Enterprise Management Incentive (EMI) schemes may be an attractive way to remunerate and incentivise key staff – especially when the economic downturn may restrict other options.
Benefits of EMI schemes
Ian Hodgkinson, corporate partner at law firm Mace & Jones, says he is advising an increasing number of firms to use Enterprise Management Incentive (EMI) schemes. The EMI is a share scheme that helps firms to recruit and incentivise key staff by giving them shares in the company.
“The EMI scheme is ideal for firms tight on cash who want to keep or attract experienced and able staff,” he said.
“Making pay rises in the current climate is not an option for many firms which leaves them vulnerable to losing key staff. But through an EMI scheme bosses can really incentivise staff without paying out precious cash or giving up control of their businesses. Bosses can structure EMI options so that they are only exercised on trigger “exit” events when the business is sold. That way bosses retain sole rights, in the meantime, to dividend payments and voting . However, from a staff viewpoint they have been incentivised with a financially rewarding share of the business which shows them how valuable they are to the firm.”
EMI schemes and tax
Mr Hodgkinson said EMIs are also attractive from a tax perspective.

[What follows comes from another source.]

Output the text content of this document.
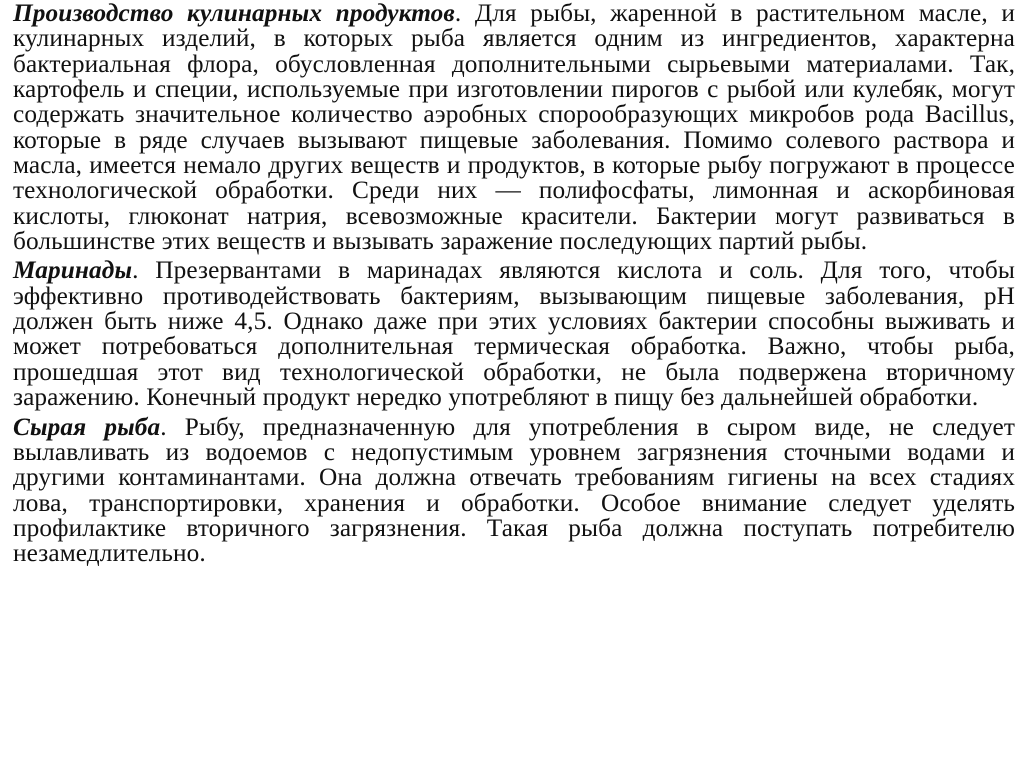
Производство кулинарных продуктов. Для рыбы, жаренной в растительном масле, и кулинарных изделий, в которых рыба является одним из ингредиентов, характерна бактериальная флора, обусловленная дополнительными сырьевыми материалами. Так, картофель и специи, используемые при изготовлении пирогов с рыбой или кулебяк, могут содержать значительное количество аэробных спорообразующих микробов рода Bacillus, которые в ряде случаев вызывают пищевые заболевания. Помимо солевого раствора и масла, имеется немало других веществ и продуктов, в которые рыбу погружают в процессе технологической обработки. Среди них — полифосфаты, лимонная и аскорбиновая кислоты, глюконат натрия, всевозможные красители. Бактерии могут развиваться в большинстве этих веществ и вызывать заражение последующих партий рыбы.

Маринады. Презервантами в маринадах являются кислота и соль. Для того, чтобы эффективно противодействовать бактериям, вызывающим пищевые заболевания, pH должен быть ниже 4,5. Однако даже при этих условиях бактерии способны выживать и может потребоваться дополнительная термическая обработка. Важно, чтобы рыба, прошедшая этот вид технологической обработки, не была подвержена вторичному заражению. Конечный продукт нередко употребляют в пищу без дальнейшей обработки.

Сырая рыба. Рыбу, предназначенную для употребления в сыром виде, не следует вылавливать из водоемов с недопустимым уровнем загрязнения сточными водами и другими контаминантами. Она должна отвечать требованиям гигиены на всех стадиях лова, транспортировки, хранения и обработки. Особое внимание следует уделять профилактике вторичного загрязнения. Такая рыба должна поступать потребителю незамедлительно.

“EMIs are tax efficient,” he said. “Unlike salary or cash bonus payments in most cases there are no National Insurance Contributions (NICs) liability for the company when either an option is granted or the staff member exercises an option and acquires the underlying shares. This provides a potential saving to the company of 12.8% of the value of any financial gain made by a staff member which would otherwise be subject to employer’s NICs as employment related income. Moreover the costs of providing the shares on exercise of the option are deductible trading expenses for corporation tax purposes.”
He also suggested that firms whose options are “underwater” should consider amending their schemes so that their incentive value is not lost. “Underwater” means that the value of the shares is below the exercise price of options previously granted as result of the impact of the recession.
The law firm points out that companies must meet a number of criteria to qualify to use EMIs:
Which firms are eligible?
Firms must have no more than £30 million of total assets of, not be controlled by another company and have a maximum of 250 employees.
Firms in some sectors are prohibited form taking part in EMI Schemes, these include; financial services, agriculture and property development.
Who is an eligible employee?
A company can enter any employee into the scheme, provided:
- the individual is an employee of the company, working at least 25
hours a week or, if less, 75% of their working time
- they do not own more than 29% of the business
- the reason they are being given share options is to ‘retain’ or ‘recruit’ them
How many people can join an EMI scheme?
There is now no limit on the number of employees who can be awarded share options under an EMI scheme – as long as the total value of the share options is no more than £3 million.
An individual employee can receive share options to the value of £120,000 and they must be exercisable within 10 years.